At work I replaced a single drive in a HP DL380 RAID 5 array. The drive was only giving SMART 1720 errors (imminent failure) and HP wanted the drive back due to warranty conditions, so the question came up of erasing any data on the drive.

I got conflicting advice – some people said that you would definitely be able to read data off the drive, and other people said that because it was part of a RAID 5 array, it was impossible to reconstruct the array, so the drive could be sent back with no worries. I decided to test how much data could be read from a single drive from a three disk RAID 5 array.

Details of the server: HP DL380, Smart Array P400 controller. The RAID 5 array was configured with two logical volumes.

Details of the drive:

72GB 2.5" Serial Attached SCSI (SAS) SFF
Single Port Hot-Plug 15K HDD
Option Part# 431935-B21
Spare Part# 432321-001
Assembly Part# 431930-002
Model# DH072ABAA6

Due to physical access issues the drive was taken out of the server and installed in a standard desktop PC running Windows XP with a Promise FastTrak TX2650 SAS controller card. After installing the TX2650 drivers the SAS drive was recognised as a standard hard drive using JBOD, so it immediately appeared as a logical drive in Windows XP. Here’s the card and drive (fortunately the TX2650 comes with all the cables that you need):

I ran PhotoRec directly on the SAS drive:

After about two hours PhotoRec finished:

Those recovered files total about 8Gb (the original RAID 5 array contained about 50Gb of data). From our perspective, the best hit is searching for a certain prefix “PATNOK” that we use in files for daily demographics imports:

Each of those 1443 files contains at least one set of patient details (name, address, Medicare number, date of birth, phone number, next of kin, next of kin contact details).

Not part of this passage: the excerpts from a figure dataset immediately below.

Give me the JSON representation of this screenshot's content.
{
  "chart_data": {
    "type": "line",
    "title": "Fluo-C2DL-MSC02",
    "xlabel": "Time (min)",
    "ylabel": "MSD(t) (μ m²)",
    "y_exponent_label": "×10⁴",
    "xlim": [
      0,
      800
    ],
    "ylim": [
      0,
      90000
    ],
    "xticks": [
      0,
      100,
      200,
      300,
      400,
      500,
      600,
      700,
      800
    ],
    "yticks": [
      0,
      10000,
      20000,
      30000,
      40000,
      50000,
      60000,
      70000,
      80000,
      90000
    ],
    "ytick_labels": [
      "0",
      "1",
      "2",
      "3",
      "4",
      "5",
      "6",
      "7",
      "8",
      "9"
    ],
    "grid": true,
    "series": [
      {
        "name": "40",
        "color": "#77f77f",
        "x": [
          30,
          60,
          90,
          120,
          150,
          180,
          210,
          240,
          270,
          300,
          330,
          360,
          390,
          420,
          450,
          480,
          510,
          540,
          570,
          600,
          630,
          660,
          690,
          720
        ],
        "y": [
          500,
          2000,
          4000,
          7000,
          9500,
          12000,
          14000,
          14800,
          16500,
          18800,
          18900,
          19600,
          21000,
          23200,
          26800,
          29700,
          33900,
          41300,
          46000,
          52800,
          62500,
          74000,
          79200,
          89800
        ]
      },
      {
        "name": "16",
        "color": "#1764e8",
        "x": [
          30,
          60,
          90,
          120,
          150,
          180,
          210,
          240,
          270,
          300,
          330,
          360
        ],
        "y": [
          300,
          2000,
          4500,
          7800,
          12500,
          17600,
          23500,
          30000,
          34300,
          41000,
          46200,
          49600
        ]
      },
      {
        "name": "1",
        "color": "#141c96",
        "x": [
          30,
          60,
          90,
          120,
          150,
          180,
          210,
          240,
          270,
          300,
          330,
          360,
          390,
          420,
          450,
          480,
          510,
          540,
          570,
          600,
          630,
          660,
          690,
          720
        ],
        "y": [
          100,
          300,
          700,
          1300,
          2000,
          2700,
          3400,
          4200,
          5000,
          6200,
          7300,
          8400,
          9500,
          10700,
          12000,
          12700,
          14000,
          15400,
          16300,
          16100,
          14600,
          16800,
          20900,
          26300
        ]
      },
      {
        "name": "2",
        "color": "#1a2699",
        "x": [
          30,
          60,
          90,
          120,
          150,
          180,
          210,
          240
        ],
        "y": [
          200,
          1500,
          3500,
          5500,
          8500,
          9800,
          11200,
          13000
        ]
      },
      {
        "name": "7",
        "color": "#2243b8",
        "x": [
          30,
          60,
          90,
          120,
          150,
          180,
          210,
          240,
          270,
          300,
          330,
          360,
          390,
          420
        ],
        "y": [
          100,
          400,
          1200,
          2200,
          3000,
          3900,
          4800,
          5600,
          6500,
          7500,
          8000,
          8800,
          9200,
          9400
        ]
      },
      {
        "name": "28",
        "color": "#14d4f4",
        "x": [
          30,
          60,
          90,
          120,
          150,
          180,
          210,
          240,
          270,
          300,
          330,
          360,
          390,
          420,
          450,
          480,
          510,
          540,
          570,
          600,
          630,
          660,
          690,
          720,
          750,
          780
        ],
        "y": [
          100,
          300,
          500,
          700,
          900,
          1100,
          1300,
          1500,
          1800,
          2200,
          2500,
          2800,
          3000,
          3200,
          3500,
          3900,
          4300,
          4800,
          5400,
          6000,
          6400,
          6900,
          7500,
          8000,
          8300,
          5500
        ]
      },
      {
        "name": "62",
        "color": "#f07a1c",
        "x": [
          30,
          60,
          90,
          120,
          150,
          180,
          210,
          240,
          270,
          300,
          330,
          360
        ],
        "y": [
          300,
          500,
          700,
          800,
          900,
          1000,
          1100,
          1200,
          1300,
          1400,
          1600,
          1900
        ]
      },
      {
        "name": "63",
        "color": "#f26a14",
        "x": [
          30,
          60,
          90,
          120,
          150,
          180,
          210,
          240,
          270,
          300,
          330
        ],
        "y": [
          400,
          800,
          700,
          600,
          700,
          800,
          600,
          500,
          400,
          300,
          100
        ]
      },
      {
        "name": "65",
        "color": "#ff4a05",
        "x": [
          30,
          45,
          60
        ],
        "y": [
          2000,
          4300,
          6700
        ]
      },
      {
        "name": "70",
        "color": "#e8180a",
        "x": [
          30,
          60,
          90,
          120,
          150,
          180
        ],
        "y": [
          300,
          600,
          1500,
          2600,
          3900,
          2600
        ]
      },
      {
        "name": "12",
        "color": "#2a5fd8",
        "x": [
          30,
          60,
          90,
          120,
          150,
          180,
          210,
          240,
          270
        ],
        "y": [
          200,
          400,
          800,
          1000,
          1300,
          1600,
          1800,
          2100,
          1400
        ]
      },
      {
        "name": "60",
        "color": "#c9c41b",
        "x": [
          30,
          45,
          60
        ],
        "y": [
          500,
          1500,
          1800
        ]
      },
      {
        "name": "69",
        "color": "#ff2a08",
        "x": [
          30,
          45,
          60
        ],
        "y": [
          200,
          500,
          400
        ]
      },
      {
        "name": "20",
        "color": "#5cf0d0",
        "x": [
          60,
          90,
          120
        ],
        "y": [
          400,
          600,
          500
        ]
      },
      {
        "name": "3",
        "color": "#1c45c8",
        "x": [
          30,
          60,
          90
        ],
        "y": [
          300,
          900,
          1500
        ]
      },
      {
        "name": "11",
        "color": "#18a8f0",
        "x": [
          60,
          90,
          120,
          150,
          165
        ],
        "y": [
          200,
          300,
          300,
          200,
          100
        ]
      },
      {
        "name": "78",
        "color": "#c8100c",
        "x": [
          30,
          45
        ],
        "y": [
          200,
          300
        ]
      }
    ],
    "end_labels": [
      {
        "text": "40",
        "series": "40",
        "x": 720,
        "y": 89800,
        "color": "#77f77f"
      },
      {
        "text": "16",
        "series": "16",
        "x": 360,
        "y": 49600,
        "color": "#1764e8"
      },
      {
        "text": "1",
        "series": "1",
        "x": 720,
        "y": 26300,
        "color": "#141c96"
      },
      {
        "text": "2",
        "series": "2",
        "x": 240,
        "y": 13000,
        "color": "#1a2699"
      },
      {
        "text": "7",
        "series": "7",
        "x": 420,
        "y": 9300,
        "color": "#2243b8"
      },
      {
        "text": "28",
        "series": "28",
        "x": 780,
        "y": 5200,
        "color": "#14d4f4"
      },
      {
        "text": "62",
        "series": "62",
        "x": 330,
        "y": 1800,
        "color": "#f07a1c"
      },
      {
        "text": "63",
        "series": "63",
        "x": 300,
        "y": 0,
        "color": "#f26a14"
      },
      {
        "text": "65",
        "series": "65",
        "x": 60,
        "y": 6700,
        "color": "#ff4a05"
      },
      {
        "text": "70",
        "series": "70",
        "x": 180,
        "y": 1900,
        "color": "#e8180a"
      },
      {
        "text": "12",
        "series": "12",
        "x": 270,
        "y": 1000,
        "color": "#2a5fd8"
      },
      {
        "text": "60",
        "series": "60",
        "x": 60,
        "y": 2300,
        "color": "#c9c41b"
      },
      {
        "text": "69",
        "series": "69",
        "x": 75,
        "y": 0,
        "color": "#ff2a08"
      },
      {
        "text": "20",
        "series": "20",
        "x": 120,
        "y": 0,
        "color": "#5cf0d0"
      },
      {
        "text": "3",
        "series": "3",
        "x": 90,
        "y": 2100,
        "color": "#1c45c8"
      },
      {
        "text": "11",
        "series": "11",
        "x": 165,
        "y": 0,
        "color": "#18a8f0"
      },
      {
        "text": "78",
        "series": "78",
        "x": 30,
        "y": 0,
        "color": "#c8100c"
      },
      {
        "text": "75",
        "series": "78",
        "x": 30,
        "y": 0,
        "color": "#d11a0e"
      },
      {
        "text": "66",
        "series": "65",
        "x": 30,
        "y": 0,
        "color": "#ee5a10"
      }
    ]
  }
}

That’s a clear example of sensitive data coming off a single drive from a RAID 5 array.

The success rate for larger files was pretty low, I suspect due to the fact that data is striped on a RAID 5 disk.

Archived Comments

Date: 2012-08-22 11:20:16 UTC

Author: Pgt

Thanks for sharing

Date: 2013-08-11 20:10:36.618802 UTC

Author: Escondido

Thanks Carlo, this is a great test and great information. Did you actually open up any of the text files to confirm the data was intact?

Date: 2013-08-11 20:20:03.180561 UTC

Author: Carlo

Yes, they were intact. From memory, and this is a few years ago, I ran shred on the nearly dead drive to wipe it.

Date: 2013-10-06 12:34:11.421942 UTC

Author: SAM

Thanks man for this wonderful information, U helped me a lot with ur test, I’m having a dell server with SAS raid 5 configuration, one of the hard drivers got failed, by mistake they did something prevented us to complete the normal procedure of replacing the hard drive and to continue with the standard raid 5 features as we all know, so now I’m having the tow remained SAS hard drives & was looking for a way of how to read the contained data till I read ur post here, and as I understood that I can buy the Promise FastTrak TX2650 SAS controller card to attach both hard drives on it to be able to retrieve data,,

Thank U very much and hope I get my data back,,

Date: 2014-03-21 07:47:48.079679 UTC

Author: KETAN

Thanks for sharing Carlo , its huge security risk . I was searching online for quite sometime and fortunately your experiment will help many to conclude that they need additional security to protect data. Kind regards

Date: 2016-08-21 10:12:03.833736 UTC

Author: johnstone

Hey

This looks good information. I would like to know if you were able to retrieve your data from all the disks. another thing does this card work with all types of SAS drives?